Doll shook her head. “No, child. The way Mama tells it, the day I came into this world, she said I looked like a little brown baby doll, the kind you find in a king cake. From that day on, she called me her little Dollbaby.”

 

“What’s a king cake?” Ibby asked.

 

Doll twisted her mouth. “I forget you ain’t from around here. You heard of Mardi Gras, ain’t you?”

 

“Yeah.”

 

“King cakes are an oval-shaped strudel they serve during the Mardi Gras season. I don’t really know why, but they stick a little naked doll the size of a half my pinkie in the middle of the cake. Sometimes it’s porcelain, sometimes plastic, but they always look the same—they got their little arms and legs sticking up in the air like they getting ready to pee.”

 

“Is Dollbaby your real name?”

 

“No.
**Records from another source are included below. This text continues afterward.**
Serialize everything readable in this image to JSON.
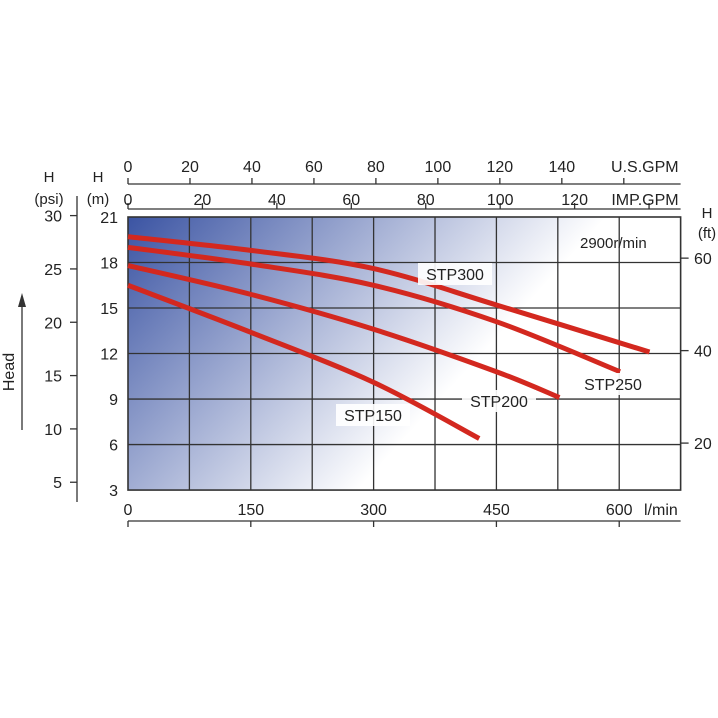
{
  "chart_data": {
    "type": "line",
    "annotation": "2900r/min",
    "x": {
      "label": "l/min",
      "ticks": [
        0,
        150,
        300,
        450,
        600
      ],
      "range": [
        0,
        675
      ]
    },
    "x_top_us": {
      "label": "U.S.GPM",
      "ticks": [
        0,
        20,
        40,
        60,
        80,
        100,
        120,
        140
      ]
    },
    "x_top_imp": {
      "label": "IMP.GPM",
      "ticks": [
        0,
        20,
        40,
        60,
        80,
        100,
        120
      ]
    },
    "y": {
      "label": "H\n(m)",
      "label_line1": "H",
      "label_line2": "(m)",
      "ticks": [
        3,
        6,
        9,
        12,
        15,
        18,
        21
      ],
      "range": [
        3,
        21
      ]
    },
    "y_psi": {
      "label_line1": "H",
      "label_line2": "(psi)",
      "ticks": [
        5,
        10,
        15,
        20,
        25,
        30
      ]
    },
    "y_ft": {
      "label_line1": "H",
      "label_line2": "(ft)",
      "ticks": [
        20,
        40,
        60
      ]
    },
    "axis_title": "Head",
    "grid": true,
    "background": {
      "dark": "#3b54a3",
      "light": "#ffffff"
    },
    "curve_color": "#d3281f",
    "series": [
      {
        "name": "STP300",
        "points": [
          [
            0,
            19.7
          ],
          [
            150,
            18.8
          ],
          [
            300,
            17.6
          ],
          [
            450,
            15.2
          ],
          [
            637,
            12.1
          ]
        ]
      },
      {
        "name": "STP250",
        "points": [
          [
            0,
            19.0
          ],
          [
            150,
            17.9
          ],
          [
            300,
            16.5
          ],
          [
            450,
            14.1
          ],
          [
            601,
            10.8
          ]
        ]
      },
      {
        "name": "STP200",
        "points": [
          [
            0,
            17.8
          ],
          [
            150,
            15.9
          ],
          [
            300,
            13.6
          ],
          [
            450,
            10.8
          ],
          [
            527,
            9.1
          ]
        ]
      },
      {
        "name": "STP150",
        "points": [
          [
            0,
            16.5
          ],
          [
            150,
            13.4
          ],
          [
            300,
            10.1
          ],
          [
            429,
            6.4
          ]
        ]
      }
    ]
  }
}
It’s Viola, but nobody calls me that, lessen we at church.”

 

Doll stopped in front of a large clapboard center-hall cottage painted the color of strawberry ice cream. A boxwood hedge led up to a raised front porch lined with columns. In the side yard, a towering pecan tree held a swing on its lower branches, the grass beneath it worn thin.

 

Doll bent over and whispered to Ibby, “Now, don’t you let little Miss Annabelle get under your skin. You hear me? She thinks she’s a real princess, just like her mama do. Don’t be put off by no airs she puts on, that’s all I’m saying.”